Oh what a HOT Summer!

Well, the Summer is off to a HOT HOT start! Brynnon was approved for Med-Camps of LA and will be going to Camp the last week of July. They have Camps set up for children with all kinds of problems, so that they can enjoy what otherwise they would miss! The Camp he is attending is called Shining Stars and it is specifically for children with Epilepsy. Horseback riding, canoing and all kinds of fun! I am excited for him and think he will have a Great time! Home School has slowed down for the Summer and will pick back up in late August. We school year round, just enjoy more leisure days when the children can play with other children and enjoy outside. Have a Happy, safe Summer! ~Denise 

Update… Has it been a year???

Our 6th Blessing Abigail was born early May by emergency C-section. There was not enough fluid for her in my womb, so it was safer to bring her out early! Pregnancy was complicated by Pre-eclampsia and Gestational Diabetes. She weighed 4 pounds 11 oz. Of course this last year has been busy! Abigail will be a year old next month! She now weighs about 17 pounds! Brynnonn’s journey with his medication for Epilepsy has improved in some ways and others worsened. The Epilepsy seems well controlled by the medication, however he still has myoclonic activity while sleeping. The Danny Did Foundation was wonderful, and provided us with a Seizure Monitor free! This made it possible for Brynnon to sleep in his own bed!
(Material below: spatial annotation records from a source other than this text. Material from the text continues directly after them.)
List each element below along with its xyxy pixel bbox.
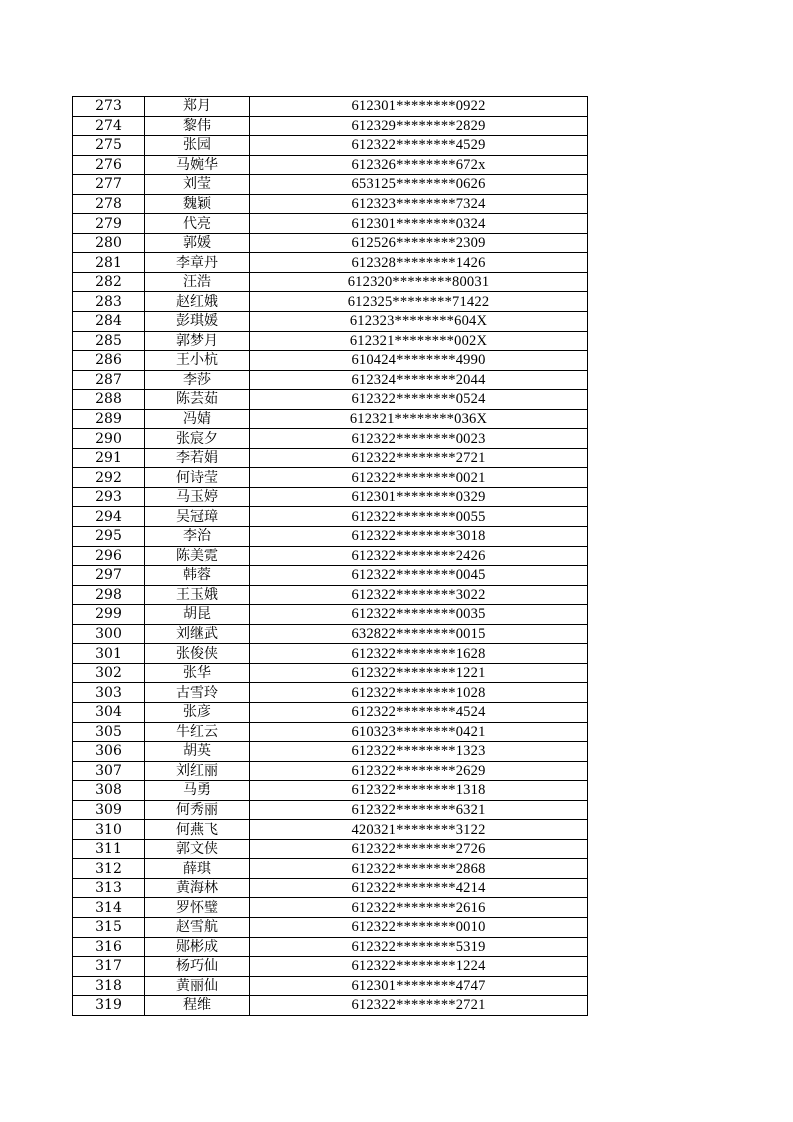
name-cell: 张园 <box>145 136 250 156</box>
row-number-cell: 277 <box>73 175 145 195</box>
id-number-cell: 612322********2616 <box>250 898 588 918</box>
id-number-cell: 612328********1426 <box>250 253 588 273</box>
id-number-cell: 612322********2726 <box>250 839 588 859</box>
table-row <box>73 97 588 117</box>
id-number-cell: 612301********0329 <box>250 487 588 507</box>
row-number-cell: 308 <box>73 781 145 801</box>
row-number-cell: 312 <box>73 859 145 879</box>
id-number-cell: 420321********3122 <box>250 820 588 840</box>
id-number-cell: 612301********0324 <box>250 214 588 234</box>
name-cell: 冯婧 <box>145 409 250 429</box>
id-number-cell: 612323********604X <box>250 312 588 332</box>
name-cell: 陈美霓 <box>145 546 250 566</box>
roster-table <box>72 96 588 1016</box>
row-number-cell: 297 <box>73 566 145 586</box>
id-number-cell: 632822********0015 <box>250 624 588 644</box>
id-number-cell: 612321********036X <box>250 409 588 429</box>
table-row <box>73 487 588 507</box>
row-number-cell: 279 <box>73 214 145 234</box>
name-cell: 郭文侠 <box>145 839 250 859</box>
id-number-cell: 612322********0021 <box>250 468 588 488</box>
name-cell: 吴冠璋 <box>145 507 250 527</box>
table-row <box>73 820 588 840</box>
row-number-cell: 291 <box>73 448 145 468</box>
id-number-cell: 612321********002X <box>250 331 588 351</box>
row-number-cell: 305 <box>73 722 145 742</box>
name-cell: 刘莹 <box>145 175 250 195</box>
id-number-cell: 612526********2309 <box>250 233 588 253</box>
row-number-cell: 313 <box>73 878 145 898</box>
table-row <box>73 233 588 253</box>
table-row <box>73 116 588 136</box>
table-row <box>73 468 588 488</box>
table-row <box>73 409 588 429</box>
id-number-cell: 612320********80031 <box>250 272 588 292</box>
table-row <box>73 136 588 156</box>
name-cell: 马玉婷 <box>145 487 250 507</box>
name-cell: 彭琪媛 <box>145 312 250 332</box>
row-number-cell: 315 <box>73 917 145 937</box>
name-cell: 程维 <box>145 996 250 1016</box>
id-number-cell: 612329********2829 <box>250 116 588 136</box>
row-number-cell: 314 <box>73 898 145 918</box>
name-cell: 牛红云 <box>145 722 250 742</box>
table-row <box>73 194 588 214</box>
table-row <box>73 702 588 722</box>
id-number-cell: 612324********2044 <box>250 370 588 390</box>
name-cell: 胡昆 <box>145 605 250 625</box>
id-number-cell: 612322********0023 <box>250 429 588 449</box>
id-number-cell: 612322********1323 <box>250 742 588 762</box>
table-row <box>73 585 588 605</box>
id-number-cell: 612326********672x <box>250 155 588 175</box>
name-cell: 张彦 <box>145 702 250 722</box>
table-row <box>73 175 588 195</box>
name-cell: 黄海林 <box>145 878 250 898</box>
row-number-cell: 294 <box>73 507 145 527</box>
table-row <box>73 370 588 390</box>
table-row <box>73 331 588 351</box>
id-number-cell: 612322********2426 <box>250 546 588 566</box>
table-row <box>73 566 588 586</box>
table-row <box>73 781 588 801</box>
roster-table-body <box>73 97 588 1016</box>
name-cell: 赵雪航 <box>145 917 250 937</box>
id-number-cell: 612322********2868 <box>250 859 588 879</box>
row-number-cell: 298 <box>73 585 145 605</box>
name-cell: 黎伟 <box>145 116 250 136</box>
row-number-cell: 273 <box>73 97 145 117</box>
table-row <box>73 312 588 332</box>
name-cell: 李若娟 <box>145 448 250 468</box>
row-number-cell: 303 <box>73 683 145 703</box>
row-number-cell: 299 <box>73 605 145 625</box>
name-cell: 郧彬成 <box>145 937 250 957</box>
id-number-cell: 612322********1224 <box>250 957 588 977</box>
row-number-cell: 310 <box>73 820 145 840</box>
table-row <box>73 917 588 937</box>
id-number-cell: 612325********71422 <box>250 292 588 312</box>
name-cell: 汪浩 <box>145 272 250 292</box>
name-cell: 郭梦月 <box>145 331 250 351</box>
id-number-cell: 612323********7324 <box>250 194 588 214</box>
name-cell: 刘红丽 <box>145 761 250 781</box>
name-cell: 何诗莹 <box>145 468 250 488</box>
name-cell: 魏颖 <box>145 194 250 214</box>
id-number-cell: 612322********0010 <box>250 917 588 937</box>
row-number-cell: 280 <box>73 233 145 253</box>
id-number-cell: 610323********0421 <box>250 722 588 742</box>
table-row <box>73 800 588 820</box>
table-row <box>73 292 588 312</box>
id-number-cell: 612322********6321 <box>250 800 588 820</box>
table-row <box>73 214 588 234</box>
id-number-cell: 612301********0922 <box>250 97 588 117</box>
table-row <box>73 351 588 371</box>
row-number-cell: 278 <box>73 194 145 214</box>
name-cell: 黄丽仙 <box>145 976 250 996</box>
id-number-cell: 612322********0524 <box>250 390 588 410</box>
name-cell: 刘继武 <box>145 624 250 644</box>
row-number-cell: 318 <box>73 976 145 996</box>
row-number-cell: 275 <box>73 136 145 156</box>
id-number-cell: 612322********1028 <box>250 683 588 703</box>
id-number-cell: 612322********4529 <box>250 136 588 156</box>
id-number-cell: 612322********3022 <box>250 585 588 605</box>
name-cell: 马婉华 <box>145 155 250 175</box>
name-cell: 张俊侠 <box>145 644 250 664</box>
table-row <box>73 429 588 449</box>
name-cell: 罗怀璧 <box>145 898 250 918</box>
id-number-cell: 612322********1221 <box>250 663 588 683</box>
row-number-cell: 316 <box>73 937 145 957</box>
name-cell: 李莎 <box>145 370 250 390</box>
table-row <box>73 976 588 996</box>
table-row <box>73 546 588 566</box>
id-number-cell: 612322********2629 <box>250 761 588 781</box>
table-row <box>73 663 588 683</box>
table-row <box>73 527 588 547</box>
row-number-cell: 307 <box>73 761 145 781</box>
row-number-cell: 293 <box>73 487 145 507</box>
row-number-cell: 311 <box>73 839 145 859</box>
name-cell: 薛琪 <box>145 859 250 879</box>
table-row <box>73 644 588 664</box>
id-number-cell: 612322********3018 <box>250 527 588 547</box>
row-number-cell: 304 <box>73 702 145 722</box>
name-cell: 张华 <box>145 663 250 683</box>
name-cell: 韩蓉 <box>145 566 250 586</box>
name-cell: 古雪玲 <box>145 683 250 703</box>
table-row <box>73 898 588 918</box>
id-number-cell: 612322********4524 <box>250 702 588 722</box>
id-number-cell: 612322********0035 <box>250 605 588 625</box>
name-cell: 郑月 <box>145 97 250 117</box>
row-number-cell: 282 <box>73 272 145 292</box>
table-row <box>73 272 588 292</box>
table-row <box>73 761 588 781</box>
table-row <box>73 155 588 175</box>
id-number-cell: 612322********2721 <box>250 996 588 1016</box>
table-row <box>73 507 588 527</box>
id-number-cell: 612322********2721 <box>250 448 588 468</box>
name-cell: 何燕飞 <box>145 820 250 840</box>
id-number-cell: 610424********4990 <box>250 351 588 371</box>
id-number-cell: 612322********1318 <box>250 781 588 801</box>
name-cell: 郭媛 <box>145 233 250 253</box>
name-cell: 代亮 <box>145 214 250 234</box>
row-number-cell: 295 <box>73 527 145 547</box>
name-cell: 何秀丽 <box>145 800 250 820</box>
name-cell: 赵红娥 <box>145 292 250 312</box>
table-row <box>73 957 588 977</box>
row-number-cell: 317 <box>73 957 145 977</box>
row-number-cell: 285 <box>73 331 145 351</box>
name-cell: 王玉娥 <box>145 585 250 605</box>
name-cell: 李章丹 <box>145 253 250 273</box>
name-cell: 陈芸茹 <box>145 390 250 410</box>
id-number-cell: 612322********5319 <box>250 937 588 957</box>
row-number-cell: 306 <box>73 742 145 762</box>
row-number-cell: 281 <box>73 253 145 273</box>
row-number-cell: 288 <box>73 390 145 410</box>
name-cell: 胡英 <box>145 742 250 762</box>
row-number-cell: 301 <box>73 644 145 664</box>
table-row <box>73 683 588 703</box>
table-row <box>73 878 588 898</box>
table-row <box>73 624 588 644</box>
id-number-cell: 612322********0055 <box>250 507 588 527</box>
table-row <box>73 937 588 957</box>
table-row <box>73 839 588 859</box>
spreadsheet-page <box>72 96 586 1016</box>
table-row <box>73 722 588 742</box>
row-number-cell: 286 <box>73 351 145 371</box>
row-number-cell: 289 <box>73 409 145 429</box>
table-row <box>73 253 588 273</box>
table-row <box>73 448 588 468</box>
name-cell: 李治 <box>145 527 250 547</box>
row-number-cell: 292 <box>73 468 145 488</box>
row-number-cell: 296 <box>73 546 145 566</box>
name-cell: 张宸夕 <box>145 429 250 449</box>
row-number-cell: 309 <box>73 800 145 820</box>
id-number-cell: 612322********0045 <box>250 566 588 586</box>
row-number-cell: 274 <box>73 116 145 136</box>
row-number-cell: 287 <box>73 370 145 390</box>
table-row <box>73 605 588 625</box>
row-number-cell: 276 <box>73 155 145 175</box>
name-cell: 杨巧仙 <box>145 957 250 977</box>
row-number-cell: 302 <box>73 663 145 683</box>
name-cell: 王小杭 <box>145 351 250 371</box>
table-row <box>73 390 588 410</box>
row-number-cell: 284 <box>73 312 145 332</box>
id-number-cell: 612301********4747 <box>250 976 588 996</box>
row-number-cell: 319 <box>73 996 145 1016</box>
name-cell: 马勇 <box>145 781 250 801</box>
row-number-cell: 283 <box>73 292 145 312</box>
id-number-cell: 653125********0626 <box>250 175 588 195</box>
id-number-cell: 612322********4214 <box>250 878 588 898</box>
table-row <box>73 742 588 762</box>
table-row <box>73 996 588 1016</box>
row-number-cell: 290 <box>73 429 145 449</box>
id-number-cell: 612322********1628 <box>250 644 588 664</box>
row-number-cell: 300 <box>73 624 145 644</box>
table-row <box>73 859 588 879</box>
I spent three months on the sofa bed with Brynnon and Abigail as he was having Grand Mal’s at night while sleeping. Some nights he would not have one and some nights he would have 1-3. Brynnon has a page on my facebook to raise awareness of SUDEP, which without Danny Did we would have not known about. He also wants to raise money for Danny Did to help others get an EMFIT alarm that cannot afford it. His goal is $2,000 by Oct. 19th, the date of his last known Long Grand Mal that sent him the the ER by ambulance. They lost their little Danny to SUDEP at the tender age of 4. They created The Danny Did Foundation to create awareness for SUDEP which doctors do not talk about.